Parmi ces recommandations, le RSF estime qu’il faut : Supprimer du Code de la presse les peines privatives de liberté pour les infractions de presse et ainsi protéger la liberté des journalistes d’une l’instrumentalisation du droit Les acteurs des médias restent inquiets du maintien, dans le Code de la presse voté en 2017, de lourdes peines privatives de liberté pour les infractions de presse. Il est ainsi recommandé aux autorités de supprimer ces peines, comme le président de la République Bassirou Diomaye Faye s’y est engagé dans son livre-programme ;

Mettre en place un canal de communication spécifique entre les forces de défense et de sécurité et les journalistes, la nomination systématique d’un officier de liaison dédié à cette fonction ;

Créer un dispositif d’alerte précoce permettant de signaler rapidement des actes de violence visant des journalistes pendant des manifestations ;

Assurer que des sanctions disciplinaires sont prévues et prises contre tout élément des forces de défense et de sécurité auteur d’actes de violence – y compris les confiscations de matériel – contre des journalistes dans l’exercice de leur fonction (sans préjudice de sanctions pénales qui pourraient être prononcées à la suite d’une plainte judiciaire).

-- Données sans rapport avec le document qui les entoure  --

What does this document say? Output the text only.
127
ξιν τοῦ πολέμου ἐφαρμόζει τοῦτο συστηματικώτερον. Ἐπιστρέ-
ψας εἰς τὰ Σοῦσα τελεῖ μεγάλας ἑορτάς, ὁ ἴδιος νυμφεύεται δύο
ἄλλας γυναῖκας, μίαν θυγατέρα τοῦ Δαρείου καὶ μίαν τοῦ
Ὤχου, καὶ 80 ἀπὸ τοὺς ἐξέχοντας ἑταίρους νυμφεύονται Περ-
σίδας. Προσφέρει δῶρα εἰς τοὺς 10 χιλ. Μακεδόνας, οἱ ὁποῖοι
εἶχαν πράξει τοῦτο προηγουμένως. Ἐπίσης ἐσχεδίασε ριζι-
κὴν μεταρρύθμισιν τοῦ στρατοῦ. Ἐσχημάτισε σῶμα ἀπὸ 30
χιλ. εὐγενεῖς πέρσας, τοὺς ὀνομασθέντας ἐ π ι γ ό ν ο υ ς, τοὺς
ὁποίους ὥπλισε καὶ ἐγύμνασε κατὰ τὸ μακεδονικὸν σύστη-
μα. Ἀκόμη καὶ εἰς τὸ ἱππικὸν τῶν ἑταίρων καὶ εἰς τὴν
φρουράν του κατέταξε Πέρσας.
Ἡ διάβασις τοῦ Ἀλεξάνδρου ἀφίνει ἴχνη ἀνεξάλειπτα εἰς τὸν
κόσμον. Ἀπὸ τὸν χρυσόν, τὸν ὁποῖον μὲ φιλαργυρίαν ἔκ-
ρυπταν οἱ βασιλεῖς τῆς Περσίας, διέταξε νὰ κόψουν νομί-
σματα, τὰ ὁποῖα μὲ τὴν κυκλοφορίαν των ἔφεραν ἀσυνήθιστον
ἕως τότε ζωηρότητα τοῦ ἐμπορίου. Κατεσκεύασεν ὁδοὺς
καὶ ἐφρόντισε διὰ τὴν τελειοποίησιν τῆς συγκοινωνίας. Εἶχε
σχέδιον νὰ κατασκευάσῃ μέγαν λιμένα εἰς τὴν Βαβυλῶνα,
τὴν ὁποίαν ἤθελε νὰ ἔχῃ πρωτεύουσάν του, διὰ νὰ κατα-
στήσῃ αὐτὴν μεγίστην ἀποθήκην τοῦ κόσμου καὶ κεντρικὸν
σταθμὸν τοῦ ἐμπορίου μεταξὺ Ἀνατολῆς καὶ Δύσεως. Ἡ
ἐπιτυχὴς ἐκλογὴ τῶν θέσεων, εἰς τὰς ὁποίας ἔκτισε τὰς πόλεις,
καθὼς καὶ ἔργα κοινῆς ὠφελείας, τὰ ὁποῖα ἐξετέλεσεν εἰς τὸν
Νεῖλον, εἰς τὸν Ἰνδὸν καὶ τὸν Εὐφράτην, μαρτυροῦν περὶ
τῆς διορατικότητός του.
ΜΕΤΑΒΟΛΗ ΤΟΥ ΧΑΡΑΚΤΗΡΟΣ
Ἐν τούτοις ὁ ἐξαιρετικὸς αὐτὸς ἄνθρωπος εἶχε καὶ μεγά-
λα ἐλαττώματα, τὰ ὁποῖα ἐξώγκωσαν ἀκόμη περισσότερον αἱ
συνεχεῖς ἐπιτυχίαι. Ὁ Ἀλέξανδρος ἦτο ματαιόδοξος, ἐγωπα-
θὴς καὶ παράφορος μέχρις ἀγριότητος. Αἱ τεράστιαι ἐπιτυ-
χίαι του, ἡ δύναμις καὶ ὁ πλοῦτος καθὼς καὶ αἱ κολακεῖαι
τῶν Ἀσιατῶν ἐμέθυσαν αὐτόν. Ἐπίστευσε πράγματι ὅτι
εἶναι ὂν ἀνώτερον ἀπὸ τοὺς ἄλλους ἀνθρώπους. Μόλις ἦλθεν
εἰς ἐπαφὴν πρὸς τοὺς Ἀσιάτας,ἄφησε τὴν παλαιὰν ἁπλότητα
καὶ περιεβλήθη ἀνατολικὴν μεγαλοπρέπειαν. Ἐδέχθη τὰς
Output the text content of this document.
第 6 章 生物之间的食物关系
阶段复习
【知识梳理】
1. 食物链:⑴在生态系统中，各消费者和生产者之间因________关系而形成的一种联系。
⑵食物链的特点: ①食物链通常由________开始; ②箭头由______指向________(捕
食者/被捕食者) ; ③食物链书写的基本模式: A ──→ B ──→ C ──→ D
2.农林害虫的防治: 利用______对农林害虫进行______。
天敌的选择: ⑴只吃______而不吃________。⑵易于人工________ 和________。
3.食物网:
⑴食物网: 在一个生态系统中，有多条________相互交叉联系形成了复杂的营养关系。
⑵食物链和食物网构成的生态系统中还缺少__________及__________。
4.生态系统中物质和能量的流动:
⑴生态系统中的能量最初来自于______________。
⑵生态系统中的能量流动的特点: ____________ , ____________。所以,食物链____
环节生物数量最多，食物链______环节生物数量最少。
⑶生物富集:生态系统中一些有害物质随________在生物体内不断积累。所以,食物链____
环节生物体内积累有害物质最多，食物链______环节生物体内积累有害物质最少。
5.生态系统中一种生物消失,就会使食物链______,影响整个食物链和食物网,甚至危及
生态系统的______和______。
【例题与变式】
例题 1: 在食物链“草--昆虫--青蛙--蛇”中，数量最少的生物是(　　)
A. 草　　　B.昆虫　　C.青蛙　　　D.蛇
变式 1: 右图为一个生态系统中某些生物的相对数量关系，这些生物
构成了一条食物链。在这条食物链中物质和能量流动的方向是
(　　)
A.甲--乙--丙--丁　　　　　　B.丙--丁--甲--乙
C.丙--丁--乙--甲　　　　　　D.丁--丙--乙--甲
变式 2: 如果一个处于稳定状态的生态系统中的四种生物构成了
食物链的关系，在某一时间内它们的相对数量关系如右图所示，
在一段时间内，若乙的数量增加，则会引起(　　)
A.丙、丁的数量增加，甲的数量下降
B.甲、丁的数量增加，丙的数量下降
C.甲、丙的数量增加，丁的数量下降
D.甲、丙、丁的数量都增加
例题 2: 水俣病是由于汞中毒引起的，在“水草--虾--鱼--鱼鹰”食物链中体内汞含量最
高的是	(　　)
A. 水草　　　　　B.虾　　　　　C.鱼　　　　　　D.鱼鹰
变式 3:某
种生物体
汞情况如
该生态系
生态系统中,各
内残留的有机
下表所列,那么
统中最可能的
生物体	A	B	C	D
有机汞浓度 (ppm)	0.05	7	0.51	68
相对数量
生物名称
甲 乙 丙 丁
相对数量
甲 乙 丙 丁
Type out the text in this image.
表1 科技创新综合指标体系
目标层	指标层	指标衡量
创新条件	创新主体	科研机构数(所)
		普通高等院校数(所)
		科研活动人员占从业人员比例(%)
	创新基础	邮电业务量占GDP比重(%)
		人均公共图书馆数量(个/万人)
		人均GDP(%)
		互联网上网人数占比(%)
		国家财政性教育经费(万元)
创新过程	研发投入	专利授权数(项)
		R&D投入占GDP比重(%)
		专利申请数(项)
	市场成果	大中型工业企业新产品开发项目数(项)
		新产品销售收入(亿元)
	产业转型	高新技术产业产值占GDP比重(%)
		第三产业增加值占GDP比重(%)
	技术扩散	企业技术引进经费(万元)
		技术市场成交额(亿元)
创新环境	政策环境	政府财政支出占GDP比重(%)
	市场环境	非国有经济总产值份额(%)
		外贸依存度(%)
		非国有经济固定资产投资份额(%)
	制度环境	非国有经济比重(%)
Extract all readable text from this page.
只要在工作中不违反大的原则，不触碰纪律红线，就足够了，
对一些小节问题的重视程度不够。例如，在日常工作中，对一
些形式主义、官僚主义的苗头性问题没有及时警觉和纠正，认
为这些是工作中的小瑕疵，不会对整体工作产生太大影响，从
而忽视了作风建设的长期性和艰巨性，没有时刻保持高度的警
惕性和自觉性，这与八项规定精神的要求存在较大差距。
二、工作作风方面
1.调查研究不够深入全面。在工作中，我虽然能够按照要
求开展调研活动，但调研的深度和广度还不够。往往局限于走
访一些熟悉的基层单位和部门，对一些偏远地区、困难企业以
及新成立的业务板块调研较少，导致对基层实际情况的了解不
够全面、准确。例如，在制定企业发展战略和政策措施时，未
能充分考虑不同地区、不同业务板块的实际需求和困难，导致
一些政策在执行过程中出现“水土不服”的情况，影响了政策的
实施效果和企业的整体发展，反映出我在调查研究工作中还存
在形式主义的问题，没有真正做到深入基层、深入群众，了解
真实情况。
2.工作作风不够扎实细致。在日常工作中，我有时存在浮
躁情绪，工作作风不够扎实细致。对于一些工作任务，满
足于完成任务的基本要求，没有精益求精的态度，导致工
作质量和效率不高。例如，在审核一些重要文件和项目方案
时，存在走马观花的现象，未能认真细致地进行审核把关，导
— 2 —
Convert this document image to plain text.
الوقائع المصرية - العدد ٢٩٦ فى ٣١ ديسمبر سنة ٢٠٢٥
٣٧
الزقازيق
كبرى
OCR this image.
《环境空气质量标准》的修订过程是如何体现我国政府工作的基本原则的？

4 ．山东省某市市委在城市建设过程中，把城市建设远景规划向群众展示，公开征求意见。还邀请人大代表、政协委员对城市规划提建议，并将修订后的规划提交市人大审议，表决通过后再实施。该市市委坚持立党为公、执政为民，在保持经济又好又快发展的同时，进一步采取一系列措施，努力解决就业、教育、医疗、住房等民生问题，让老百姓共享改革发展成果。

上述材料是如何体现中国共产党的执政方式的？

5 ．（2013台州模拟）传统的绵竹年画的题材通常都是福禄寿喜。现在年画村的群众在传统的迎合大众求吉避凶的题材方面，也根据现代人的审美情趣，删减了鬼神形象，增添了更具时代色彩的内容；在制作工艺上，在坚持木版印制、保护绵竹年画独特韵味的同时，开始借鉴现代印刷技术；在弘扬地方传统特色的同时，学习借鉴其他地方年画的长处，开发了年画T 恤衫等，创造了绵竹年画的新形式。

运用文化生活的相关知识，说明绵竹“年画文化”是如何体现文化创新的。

Tout acte de violence devant être l’objet de poursuites ;

Inscrire un objectif de formation des forces de défense et de sécurité au maintien de l’ordre et de sensibilisation au rôle que jouent les journalistes dans la couverture des manifestations.

Des mesures pour favoriser le signalement du harcèlement ou de la violence ;

Un soutien psychologique, un recours, des réparations et une indemnisation adéquats aux victimes ;

La pénalisation de l’incitation à la haine contre les femmes journalistes sur les réseaux sociaux ;

Le soutien, y compris par des fonds publics, à la documentation des attaques visant des femmes journalistes afin de mieux en mesurer l’ampleur

Pour RSF, il faut aussi favoriser le pluralisme ;

Renforcer les moyens techniques et humains des services judiciaires dédiés à la poursuite des auteurs des contenus numériques pénalement répréhensibles (contenus haineux ou violents) ;

Imposer aux plateformes numériques actives au Sénégal une obligation de mettre en œuvre les moyens nécessaires à la lutte contre les contenus illicites et de désinformation, notamment le recrutement de modérateurs locaux et la suspension de comptes d’utilisateurs récidivistes ; entre autres.